Now, DataSift will effectively offer customers three ways of tapping into data, by way of Vedo. Social tech app developers, Halstead says, are likely to have in-house data scientists who will be able to use the extensions from Vedo to add machine learning to their existing applications, resulting in faster development. “Similar to how our single API have lowered their costs, this will help them enhance machine learning but with much lower cost,” he says.
Enterprise customers, he continues, are likely to want a bit more structure in how they interact with DataSift data.
For them, the company has created pre-made classifications and taxonomies, which will be available in a library and will continue to be enhanced and improved. Among the examples Halstead showed me there were feeds that, for example, identified what devices and applications people are using to post to Twitter — there are 80,000 sources in all in this one (!) — and a feed that aggregated all airline-related tweets, which can then be classified into different categories like questions, gripes, praise and so on. Yes, all those United and Easyjet complaints, all in one place.
Here’s how one example of that looks. Visualizations of the data, however, would still need to be realised by another provider such as Tableau, for now at least.

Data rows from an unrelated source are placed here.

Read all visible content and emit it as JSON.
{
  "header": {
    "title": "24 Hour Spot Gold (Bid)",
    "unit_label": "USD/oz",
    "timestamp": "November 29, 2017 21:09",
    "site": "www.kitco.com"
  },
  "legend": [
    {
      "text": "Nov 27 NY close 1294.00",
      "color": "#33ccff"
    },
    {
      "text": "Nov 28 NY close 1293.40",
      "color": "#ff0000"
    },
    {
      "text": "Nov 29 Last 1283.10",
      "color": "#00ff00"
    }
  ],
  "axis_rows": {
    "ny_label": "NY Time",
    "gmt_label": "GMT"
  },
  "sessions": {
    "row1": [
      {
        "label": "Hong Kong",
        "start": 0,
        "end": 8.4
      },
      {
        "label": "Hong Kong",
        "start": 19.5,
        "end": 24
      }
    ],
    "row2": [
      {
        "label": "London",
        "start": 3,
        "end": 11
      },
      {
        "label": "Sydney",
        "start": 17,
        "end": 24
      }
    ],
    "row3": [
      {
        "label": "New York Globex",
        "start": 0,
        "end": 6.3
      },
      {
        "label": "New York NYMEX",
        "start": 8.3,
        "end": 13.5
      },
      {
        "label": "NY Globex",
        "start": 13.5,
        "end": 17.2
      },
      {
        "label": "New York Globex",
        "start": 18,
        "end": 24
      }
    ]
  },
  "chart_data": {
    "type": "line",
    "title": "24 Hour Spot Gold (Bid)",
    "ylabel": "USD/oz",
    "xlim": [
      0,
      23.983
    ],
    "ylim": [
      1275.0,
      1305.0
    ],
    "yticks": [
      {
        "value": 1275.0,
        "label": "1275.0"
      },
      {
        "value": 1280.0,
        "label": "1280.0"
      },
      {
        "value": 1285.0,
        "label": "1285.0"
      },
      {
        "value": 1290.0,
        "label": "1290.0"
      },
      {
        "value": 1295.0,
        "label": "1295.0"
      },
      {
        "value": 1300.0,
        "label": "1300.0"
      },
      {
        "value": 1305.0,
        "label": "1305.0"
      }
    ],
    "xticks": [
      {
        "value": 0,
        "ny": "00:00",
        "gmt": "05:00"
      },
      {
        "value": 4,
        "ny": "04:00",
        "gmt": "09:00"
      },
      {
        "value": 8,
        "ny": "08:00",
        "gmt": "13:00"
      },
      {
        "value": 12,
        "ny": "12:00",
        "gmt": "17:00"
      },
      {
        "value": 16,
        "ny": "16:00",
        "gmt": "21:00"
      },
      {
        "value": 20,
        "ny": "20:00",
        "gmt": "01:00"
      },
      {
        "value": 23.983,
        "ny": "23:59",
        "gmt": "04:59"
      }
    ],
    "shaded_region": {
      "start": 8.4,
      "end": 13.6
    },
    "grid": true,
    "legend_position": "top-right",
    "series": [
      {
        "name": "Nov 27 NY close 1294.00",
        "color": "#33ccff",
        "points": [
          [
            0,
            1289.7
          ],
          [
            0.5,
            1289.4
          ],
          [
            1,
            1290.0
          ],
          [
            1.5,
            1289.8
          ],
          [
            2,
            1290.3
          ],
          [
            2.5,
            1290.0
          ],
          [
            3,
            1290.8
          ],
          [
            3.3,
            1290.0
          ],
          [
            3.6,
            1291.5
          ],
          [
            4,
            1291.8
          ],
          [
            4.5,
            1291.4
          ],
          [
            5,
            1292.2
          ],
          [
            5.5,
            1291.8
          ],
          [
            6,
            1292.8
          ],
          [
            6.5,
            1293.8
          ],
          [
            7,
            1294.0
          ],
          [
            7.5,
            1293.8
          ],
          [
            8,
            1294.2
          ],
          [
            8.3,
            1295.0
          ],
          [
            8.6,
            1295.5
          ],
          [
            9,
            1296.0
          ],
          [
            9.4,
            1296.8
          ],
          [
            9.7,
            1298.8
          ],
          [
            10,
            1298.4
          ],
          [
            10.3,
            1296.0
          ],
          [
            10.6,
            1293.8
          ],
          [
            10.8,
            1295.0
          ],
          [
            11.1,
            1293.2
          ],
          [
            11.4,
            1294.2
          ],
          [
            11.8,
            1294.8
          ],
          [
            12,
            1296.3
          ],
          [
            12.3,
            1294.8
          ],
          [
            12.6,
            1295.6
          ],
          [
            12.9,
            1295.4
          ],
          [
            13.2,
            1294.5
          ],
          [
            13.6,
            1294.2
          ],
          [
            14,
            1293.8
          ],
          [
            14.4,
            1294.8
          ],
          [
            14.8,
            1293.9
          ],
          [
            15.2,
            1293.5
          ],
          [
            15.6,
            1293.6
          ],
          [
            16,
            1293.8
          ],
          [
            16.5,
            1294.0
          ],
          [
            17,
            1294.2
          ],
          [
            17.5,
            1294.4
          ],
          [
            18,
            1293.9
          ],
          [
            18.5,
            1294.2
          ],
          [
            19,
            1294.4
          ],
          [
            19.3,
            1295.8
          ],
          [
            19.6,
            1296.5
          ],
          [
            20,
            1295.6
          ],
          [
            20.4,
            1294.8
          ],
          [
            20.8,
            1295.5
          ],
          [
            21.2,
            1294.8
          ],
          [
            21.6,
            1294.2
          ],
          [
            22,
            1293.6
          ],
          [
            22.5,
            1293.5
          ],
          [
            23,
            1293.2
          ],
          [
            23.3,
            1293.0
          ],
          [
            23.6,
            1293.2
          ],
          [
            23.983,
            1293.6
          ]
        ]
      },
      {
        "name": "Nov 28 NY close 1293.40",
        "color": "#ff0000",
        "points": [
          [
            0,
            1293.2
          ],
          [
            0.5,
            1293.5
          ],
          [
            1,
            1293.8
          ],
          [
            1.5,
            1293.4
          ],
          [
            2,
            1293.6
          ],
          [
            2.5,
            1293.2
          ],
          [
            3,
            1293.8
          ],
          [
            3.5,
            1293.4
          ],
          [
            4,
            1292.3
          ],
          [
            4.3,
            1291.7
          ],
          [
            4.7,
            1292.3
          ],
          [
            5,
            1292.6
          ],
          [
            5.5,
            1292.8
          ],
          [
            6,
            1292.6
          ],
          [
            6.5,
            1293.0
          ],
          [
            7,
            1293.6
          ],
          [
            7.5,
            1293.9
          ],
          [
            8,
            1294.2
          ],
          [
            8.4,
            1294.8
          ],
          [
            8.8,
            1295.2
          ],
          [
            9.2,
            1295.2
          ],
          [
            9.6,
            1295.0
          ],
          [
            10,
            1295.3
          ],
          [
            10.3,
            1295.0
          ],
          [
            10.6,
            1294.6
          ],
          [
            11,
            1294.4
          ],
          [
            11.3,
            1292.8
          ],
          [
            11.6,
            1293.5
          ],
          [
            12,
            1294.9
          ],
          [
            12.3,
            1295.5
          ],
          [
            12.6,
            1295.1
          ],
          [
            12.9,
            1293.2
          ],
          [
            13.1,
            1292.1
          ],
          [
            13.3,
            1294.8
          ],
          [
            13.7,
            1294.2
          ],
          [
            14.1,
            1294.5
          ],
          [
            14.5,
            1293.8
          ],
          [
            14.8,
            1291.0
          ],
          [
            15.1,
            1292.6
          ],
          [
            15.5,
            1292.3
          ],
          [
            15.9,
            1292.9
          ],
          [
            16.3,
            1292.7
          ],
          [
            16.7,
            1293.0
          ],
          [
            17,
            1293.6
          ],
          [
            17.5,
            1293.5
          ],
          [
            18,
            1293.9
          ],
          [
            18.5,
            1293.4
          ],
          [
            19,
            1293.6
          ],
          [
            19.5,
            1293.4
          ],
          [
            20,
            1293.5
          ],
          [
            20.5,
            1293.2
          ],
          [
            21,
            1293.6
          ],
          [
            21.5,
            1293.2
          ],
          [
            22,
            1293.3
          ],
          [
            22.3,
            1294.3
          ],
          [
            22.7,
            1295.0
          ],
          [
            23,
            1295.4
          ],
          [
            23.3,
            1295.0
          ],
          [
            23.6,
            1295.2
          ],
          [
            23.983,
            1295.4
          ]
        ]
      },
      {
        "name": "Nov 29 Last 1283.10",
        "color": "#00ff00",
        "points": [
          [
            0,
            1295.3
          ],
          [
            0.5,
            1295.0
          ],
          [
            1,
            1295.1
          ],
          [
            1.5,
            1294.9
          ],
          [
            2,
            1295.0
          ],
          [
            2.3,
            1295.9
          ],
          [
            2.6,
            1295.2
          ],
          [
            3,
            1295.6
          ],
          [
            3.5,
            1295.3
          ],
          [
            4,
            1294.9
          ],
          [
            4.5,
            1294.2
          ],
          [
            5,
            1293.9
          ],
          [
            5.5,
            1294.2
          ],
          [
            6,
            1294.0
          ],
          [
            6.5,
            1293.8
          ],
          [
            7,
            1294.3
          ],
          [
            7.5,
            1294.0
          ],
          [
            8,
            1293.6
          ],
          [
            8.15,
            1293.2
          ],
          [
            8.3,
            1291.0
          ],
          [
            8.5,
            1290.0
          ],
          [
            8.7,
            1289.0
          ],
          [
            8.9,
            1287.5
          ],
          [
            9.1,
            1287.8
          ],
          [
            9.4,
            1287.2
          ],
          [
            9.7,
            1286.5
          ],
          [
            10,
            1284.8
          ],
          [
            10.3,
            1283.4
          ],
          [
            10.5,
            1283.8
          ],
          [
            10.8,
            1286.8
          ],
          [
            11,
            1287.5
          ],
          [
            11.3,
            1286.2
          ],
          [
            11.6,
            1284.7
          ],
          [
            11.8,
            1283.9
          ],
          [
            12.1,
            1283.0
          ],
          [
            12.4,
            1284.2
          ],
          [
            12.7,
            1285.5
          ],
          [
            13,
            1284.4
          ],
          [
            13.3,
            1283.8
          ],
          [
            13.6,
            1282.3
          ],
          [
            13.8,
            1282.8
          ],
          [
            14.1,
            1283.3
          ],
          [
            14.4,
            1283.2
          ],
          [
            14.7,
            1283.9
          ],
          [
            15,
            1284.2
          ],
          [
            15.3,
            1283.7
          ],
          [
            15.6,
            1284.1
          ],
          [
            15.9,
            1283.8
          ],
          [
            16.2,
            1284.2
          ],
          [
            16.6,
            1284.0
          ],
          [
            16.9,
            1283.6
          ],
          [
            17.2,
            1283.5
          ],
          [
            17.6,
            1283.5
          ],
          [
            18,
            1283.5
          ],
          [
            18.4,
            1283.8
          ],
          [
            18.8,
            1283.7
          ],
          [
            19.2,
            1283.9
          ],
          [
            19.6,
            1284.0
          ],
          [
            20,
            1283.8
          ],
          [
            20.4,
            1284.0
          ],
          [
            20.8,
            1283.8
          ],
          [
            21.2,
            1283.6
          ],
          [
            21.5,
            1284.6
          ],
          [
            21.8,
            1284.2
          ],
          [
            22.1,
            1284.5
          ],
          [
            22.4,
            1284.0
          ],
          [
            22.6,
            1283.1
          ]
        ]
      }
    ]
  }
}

The third area is in the area of professional services, where DataSift will effectively let you outsource your data manipulation to its own in-house team of data scientists and consultants. “If there is some kind of machine learning you want to do and you don’t have your own data scientists, we will go off and build that for you,” he says.
All in all, Halstead says that DataSift did all of this to some extent in the past — indeed, it has already been providing dozens of different kinds of metatags on data “to help customers understand social,” in Halstead’s words. “But this takes it into a different league.”
The move to offer Vedo points to another big trend we’ve been seeing in enterprise: the larger push to harness and shape the nebulous “big data” promise. DataSift notes a forecast from IDC that predicts that by 2020, one-third of the “data in the digital universe”, which amounts to over 13,000 exabytes, will have big data value. But it will remain meaningless without some sort of conduits to channel it in a particular direction.
Pricing, Halstead says, will come under the existing model that DataSift uses for firehose services, where costs vary depending on size and complexity of what’s being requested. Those current packages start at around $1,000/per month.